Algieri's old kickboxing coach Mauro was out of town at a tournament but was watching on television. "Taking a knee was intelligence," Mauro said. "I knew that right away. I was with a crowd of people and I said, 'He's being smart.' Chris was always calm no matter what."

It was an uphill climb the rest of the way, but Algieri not only outpunched Provodnikov 288-205, according to CompuBox stats, but had a slight edge in power punches landed despite appearances. Algieri's mother, of course, stayed home from the fight but admitted she peeked at the TV when she thought the fight was over and saw her son's ugly eye.

"My husband was up on the ring crying, 'Chris, your eye!' " Adriana said. "He's very Italian, very emotional. Chrissy comes home from the hospital the next day, and I see that eye. I said, 'Can you see?' He said yes, and I said, 'Then you're good.' I think a lot of that toughness comes from me."

That toughness was just enough to earn Algieri the WBO belt and a shot at the 35-year-old Pacquiao.

Mauro said some of Algieri's confident prefight statements might sound arrogant, but he added: "Chris can back it up. I have no doubt those guys over at the Pacquiao camp know there's a big chance this could go bad for them. If they don't, they're really foolish."
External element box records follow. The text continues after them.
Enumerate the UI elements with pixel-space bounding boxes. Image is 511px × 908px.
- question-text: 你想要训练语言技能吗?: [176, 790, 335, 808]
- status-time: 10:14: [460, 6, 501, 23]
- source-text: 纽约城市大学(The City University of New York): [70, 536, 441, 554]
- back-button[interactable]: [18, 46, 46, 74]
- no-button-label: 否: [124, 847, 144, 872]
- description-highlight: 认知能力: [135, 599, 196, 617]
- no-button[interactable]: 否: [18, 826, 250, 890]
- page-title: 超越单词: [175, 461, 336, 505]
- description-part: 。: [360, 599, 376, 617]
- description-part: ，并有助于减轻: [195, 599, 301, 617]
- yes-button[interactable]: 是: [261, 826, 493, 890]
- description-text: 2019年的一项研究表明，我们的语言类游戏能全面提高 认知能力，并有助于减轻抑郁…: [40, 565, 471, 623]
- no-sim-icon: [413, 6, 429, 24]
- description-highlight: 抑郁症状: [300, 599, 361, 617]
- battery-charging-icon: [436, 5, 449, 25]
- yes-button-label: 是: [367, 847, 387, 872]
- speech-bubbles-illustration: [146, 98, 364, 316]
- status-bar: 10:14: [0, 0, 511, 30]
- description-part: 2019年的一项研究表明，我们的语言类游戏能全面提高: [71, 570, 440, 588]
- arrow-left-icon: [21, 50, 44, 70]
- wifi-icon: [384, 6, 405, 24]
It might be a long shot, but those closest to Algieri know he will go into the ring with a plan and a firm conviction he can execute it as precisely as the karate kid who couldn't wait to do his homework.

Before heading to Vegas six weeks before the fight, Algieri was doing just that, studying video of Pacquiao's last two fights.

"I'm not going to do that anymore," Algieri said of the video sessions. "I feel way too confident. Way too confident."

Asked if his jab can make the difference against Pacquiao's experience, Algieri shook his head no, smiled and pointed to the space between his ears.